Adjacent are a collection of black and white photographs of some of the dirt-based installations. Oddly, a lot of the interventions themselves cannot be seen as they have been marked over in white. This detracts from the visual element of the artwork, as if JocJonJosch had second thoughts themselves about their impact.
What’s most interesting about these photographs is not the foregrounded structures themselves but the context they are located within. With the earth works sat within mountainous valleys or next to concrete tower blocks, these images are the closest JocJonJosch come to effective story-telling, hinting at the relationship that earth has with the everyday in all its humour and absurdity. One that stands out most is of a mud brick tower. It is framed and presented as if something found in a book on vernacular architecture and is interesting in material terms, for despite being seen as perhaps an out-dated material, mud-bricks are remain common to modern-day construction.
The last sculpture in the exhibition is of three adjoining spades. Although it is a well-made enough object, it seem at odds with the concept of the show. Presented cleanly and elegantly, it feels like a product that wouldn’t look out of place in a design showroom. Why not show the actual three spades by the group and present them dirt and all? The piece is disjointed in an already loosely organised show.
The exhibition suffers somewhat from under-development and under-explanation. There are two large drawings featured, both black lines on white canvas in an abstract pattern. Though unremarkable these potentially hint at the patterns walked during performances or the grid references of unknown locations. These influences are not illuminated. Sounds, data, human effort, even sweat, are resources untapped within this exhibition.
The Sisyphean nature of digging and whatever satisfactory metaphors can be gleaned from it, has been more successfully explored by artists such as Cultural Highjack’s 2013 intervention in Bedford Square, digging and refilling the same hole over a week.
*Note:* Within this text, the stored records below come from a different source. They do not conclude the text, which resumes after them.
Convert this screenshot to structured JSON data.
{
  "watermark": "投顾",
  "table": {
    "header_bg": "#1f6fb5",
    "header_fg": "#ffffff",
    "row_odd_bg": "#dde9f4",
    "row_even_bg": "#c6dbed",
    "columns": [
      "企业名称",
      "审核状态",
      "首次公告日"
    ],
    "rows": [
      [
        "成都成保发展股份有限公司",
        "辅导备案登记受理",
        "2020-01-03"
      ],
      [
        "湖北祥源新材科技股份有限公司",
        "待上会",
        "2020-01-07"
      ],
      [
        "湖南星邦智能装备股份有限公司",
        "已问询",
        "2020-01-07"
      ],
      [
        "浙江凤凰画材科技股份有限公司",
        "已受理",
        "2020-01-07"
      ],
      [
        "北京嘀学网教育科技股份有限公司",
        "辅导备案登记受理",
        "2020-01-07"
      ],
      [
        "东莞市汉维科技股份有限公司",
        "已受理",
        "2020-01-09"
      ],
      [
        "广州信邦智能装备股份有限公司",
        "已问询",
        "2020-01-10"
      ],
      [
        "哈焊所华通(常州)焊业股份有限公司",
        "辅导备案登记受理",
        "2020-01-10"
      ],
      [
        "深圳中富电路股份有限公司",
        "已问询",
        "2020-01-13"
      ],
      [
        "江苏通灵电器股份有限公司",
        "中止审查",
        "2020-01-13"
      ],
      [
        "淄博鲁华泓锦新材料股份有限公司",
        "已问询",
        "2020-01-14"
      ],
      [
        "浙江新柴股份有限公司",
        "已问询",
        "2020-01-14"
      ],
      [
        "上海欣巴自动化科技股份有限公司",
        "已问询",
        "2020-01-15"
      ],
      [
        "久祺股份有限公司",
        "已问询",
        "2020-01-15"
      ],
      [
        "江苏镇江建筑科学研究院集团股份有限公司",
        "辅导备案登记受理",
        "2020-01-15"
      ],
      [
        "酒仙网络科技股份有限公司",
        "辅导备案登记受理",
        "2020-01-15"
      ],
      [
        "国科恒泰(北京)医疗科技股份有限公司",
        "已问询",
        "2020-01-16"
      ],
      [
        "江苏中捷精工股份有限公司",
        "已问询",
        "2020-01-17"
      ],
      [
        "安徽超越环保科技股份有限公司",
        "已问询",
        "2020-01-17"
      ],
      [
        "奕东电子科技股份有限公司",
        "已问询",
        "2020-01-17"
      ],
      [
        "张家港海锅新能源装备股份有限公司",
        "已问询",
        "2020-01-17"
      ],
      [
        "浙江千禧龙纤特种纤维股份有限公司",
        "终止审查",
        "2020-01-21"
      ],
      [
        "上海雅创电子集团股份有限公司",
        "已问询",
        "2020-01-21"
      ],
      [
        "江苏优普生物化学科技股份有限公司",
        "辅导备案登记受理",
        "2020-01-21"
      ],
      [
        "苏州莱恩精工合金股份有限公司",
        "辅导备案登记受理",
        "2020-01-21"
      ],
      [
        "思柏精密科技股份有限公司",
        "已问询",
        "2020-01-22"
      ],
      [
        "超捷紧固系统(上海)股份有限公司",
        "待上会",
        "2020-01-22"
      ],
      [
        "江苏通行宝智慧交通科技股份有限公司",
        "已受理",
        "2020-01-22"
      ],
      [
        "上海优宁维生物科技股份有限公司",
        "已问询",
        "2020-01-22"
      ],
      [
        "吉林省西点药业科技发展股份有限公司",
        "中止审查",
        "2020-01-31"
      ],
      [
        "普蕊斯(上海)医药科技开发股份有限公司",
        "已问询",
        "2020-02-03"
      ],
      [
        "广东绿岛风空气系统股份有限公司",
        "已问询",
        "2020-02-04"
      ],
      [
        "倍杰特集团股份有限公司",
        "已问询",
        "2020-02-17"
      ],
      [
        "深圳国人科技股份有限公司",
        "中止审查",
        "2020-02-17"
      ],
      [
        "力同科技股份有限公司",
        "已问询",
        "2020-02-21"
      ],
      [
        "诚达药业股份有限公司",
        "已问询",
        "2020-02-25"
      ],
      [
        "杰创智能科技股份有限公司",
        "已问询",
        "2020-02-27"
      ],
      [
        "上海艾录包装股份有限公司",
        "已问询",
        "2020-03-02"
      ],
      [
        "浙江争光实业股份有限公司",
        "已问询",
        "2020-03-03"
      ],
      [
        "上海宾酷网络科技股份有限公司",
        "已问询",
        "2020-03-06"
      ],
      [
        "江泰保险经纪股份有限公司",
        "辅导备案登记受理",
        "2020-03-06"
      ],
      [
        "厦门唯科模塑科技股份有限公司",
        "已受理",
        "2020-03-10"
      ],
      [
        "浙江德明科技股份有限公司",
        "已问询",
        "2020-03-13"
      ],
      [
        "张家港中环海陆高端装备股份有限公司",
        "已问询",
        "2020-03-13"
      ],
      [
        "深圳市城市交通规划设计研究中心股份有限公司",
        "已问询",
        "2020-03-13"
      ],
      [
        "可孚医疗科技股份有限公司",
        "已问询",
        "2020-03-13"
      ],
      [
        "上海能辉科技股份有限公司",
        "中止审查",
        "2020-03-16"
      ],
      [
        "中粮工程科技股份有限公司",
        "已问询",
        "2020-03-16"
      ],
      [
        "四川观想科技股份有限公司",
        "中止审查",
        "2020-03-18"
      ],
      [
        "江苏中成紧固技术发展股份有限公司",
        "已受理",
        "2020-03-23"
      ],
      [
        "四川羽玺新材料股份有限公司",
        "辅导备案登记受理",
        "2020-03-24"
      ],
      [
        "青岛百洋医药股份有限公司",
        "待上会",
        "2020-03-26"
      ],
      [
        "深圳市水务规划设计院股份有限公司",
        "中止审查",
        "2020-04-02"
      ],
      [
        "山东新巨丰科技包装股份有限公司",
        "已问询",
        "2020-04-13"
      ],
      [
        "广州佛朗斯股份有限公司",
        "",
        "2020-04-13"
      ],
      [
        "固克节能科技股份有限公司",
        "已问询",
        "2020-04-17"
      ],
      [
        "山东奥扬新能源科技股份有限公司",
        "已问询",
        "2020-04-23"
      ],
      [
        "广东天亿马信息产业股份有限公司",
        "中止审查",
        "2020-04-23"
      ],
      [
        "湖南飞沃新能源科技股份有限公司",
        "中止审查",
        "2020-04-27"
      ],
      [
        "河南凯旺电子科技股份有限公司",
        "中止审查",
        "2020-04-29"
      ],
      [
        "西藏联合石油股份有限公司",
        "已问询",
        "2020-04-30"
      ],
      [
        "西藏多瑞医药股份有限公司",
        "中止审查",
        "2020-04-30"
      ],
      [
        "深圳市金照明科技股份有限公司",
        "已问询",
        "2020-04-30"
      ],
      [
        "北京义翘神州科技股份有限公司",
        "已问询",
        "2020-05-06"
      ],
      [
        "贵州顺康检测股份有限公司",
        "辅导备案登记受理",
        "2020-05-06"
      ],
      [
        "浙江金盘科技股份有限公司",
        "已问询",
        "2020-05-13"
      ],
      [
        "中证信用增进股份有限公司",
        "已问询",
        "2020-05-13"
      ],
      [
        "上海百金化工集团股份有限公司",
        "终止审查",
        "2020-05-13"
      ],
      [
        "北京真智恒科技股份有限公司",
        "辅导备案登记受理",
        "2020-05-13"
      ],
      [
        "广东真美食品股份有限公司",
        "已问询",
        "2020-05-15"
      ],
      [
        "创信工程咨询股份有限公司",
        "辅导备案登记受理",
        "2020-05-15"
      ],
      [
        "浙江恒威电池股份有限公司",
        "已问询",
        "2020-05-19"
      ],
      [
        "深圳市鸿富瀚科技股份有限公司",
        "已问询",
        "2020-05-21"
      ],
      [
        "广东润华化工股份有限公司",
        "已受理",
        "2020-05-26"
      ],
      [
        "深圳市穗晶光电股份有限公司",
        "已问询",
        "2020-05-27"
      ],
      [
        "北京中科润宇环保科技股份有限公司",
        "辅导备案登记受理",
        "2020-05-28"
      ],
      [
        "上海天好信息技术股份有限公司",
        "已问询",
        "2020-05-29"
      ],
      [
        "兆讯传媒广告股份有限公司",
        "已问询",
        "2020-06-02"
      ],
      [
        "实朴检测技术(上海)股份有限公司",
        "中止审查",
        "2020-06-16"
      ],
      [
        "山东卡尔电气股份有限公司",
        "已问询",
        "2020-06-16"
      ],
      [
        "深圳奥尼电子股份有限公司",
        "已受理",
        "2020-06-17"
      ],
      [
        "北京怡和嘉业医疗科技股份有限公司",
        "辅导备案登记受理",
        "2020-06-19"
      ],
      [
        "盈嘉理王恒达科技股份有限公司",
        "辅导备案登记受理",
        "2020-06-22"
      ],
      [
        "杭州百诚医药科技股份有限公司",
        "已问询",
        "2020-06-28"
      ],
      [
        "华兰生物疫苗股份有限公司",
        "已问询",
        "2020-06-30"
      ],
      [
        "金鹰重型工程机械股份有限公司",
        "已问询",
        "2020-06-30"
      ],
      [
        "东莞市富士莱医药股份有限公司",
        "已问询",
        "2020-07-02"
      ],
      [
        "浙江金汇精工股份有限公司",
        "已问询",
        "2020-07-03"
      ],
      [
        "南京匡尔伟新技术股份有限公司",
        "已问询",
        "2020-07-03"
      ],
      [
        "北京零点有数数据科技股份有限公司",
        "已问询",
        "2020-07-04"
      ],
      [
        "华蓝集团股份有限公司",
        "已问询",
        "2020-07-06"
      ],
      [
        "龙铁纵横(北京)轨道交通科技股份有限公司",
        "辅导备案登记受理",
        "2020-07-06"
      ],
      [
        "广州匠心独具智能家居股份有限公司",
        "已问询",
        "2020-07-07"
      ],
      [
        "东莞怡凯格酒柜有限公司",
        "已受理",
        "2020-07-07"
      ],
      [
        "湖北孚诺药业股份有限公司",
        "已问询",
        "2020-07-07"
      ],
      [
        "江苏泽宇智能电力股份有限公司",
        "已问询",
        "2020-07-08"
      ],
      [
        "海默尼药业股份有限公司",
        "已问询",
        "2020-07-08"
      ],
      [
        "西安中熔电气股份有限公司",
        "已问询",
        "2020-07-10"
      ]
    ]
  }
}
The earlier project links neatly into the never ending development and construction of cities and the myriad issues of the labour force much more successfully than ‘Foot-Kroku-Zvuk-Klinge’ is able to achieve.
The exhibition offers no particular conclusion from these activities, nor does it unearth any hidden depths, meanings or visually impressive results. Playing at digging may well be a fun activity for a few friends but as it is still the basis of livelihood of thousands of labourers it comes across as self-congratulatory. You need only look outside the gallery at the ongoing construction of Hanbury Street to see a more meaningful real-life relationship between people and digging.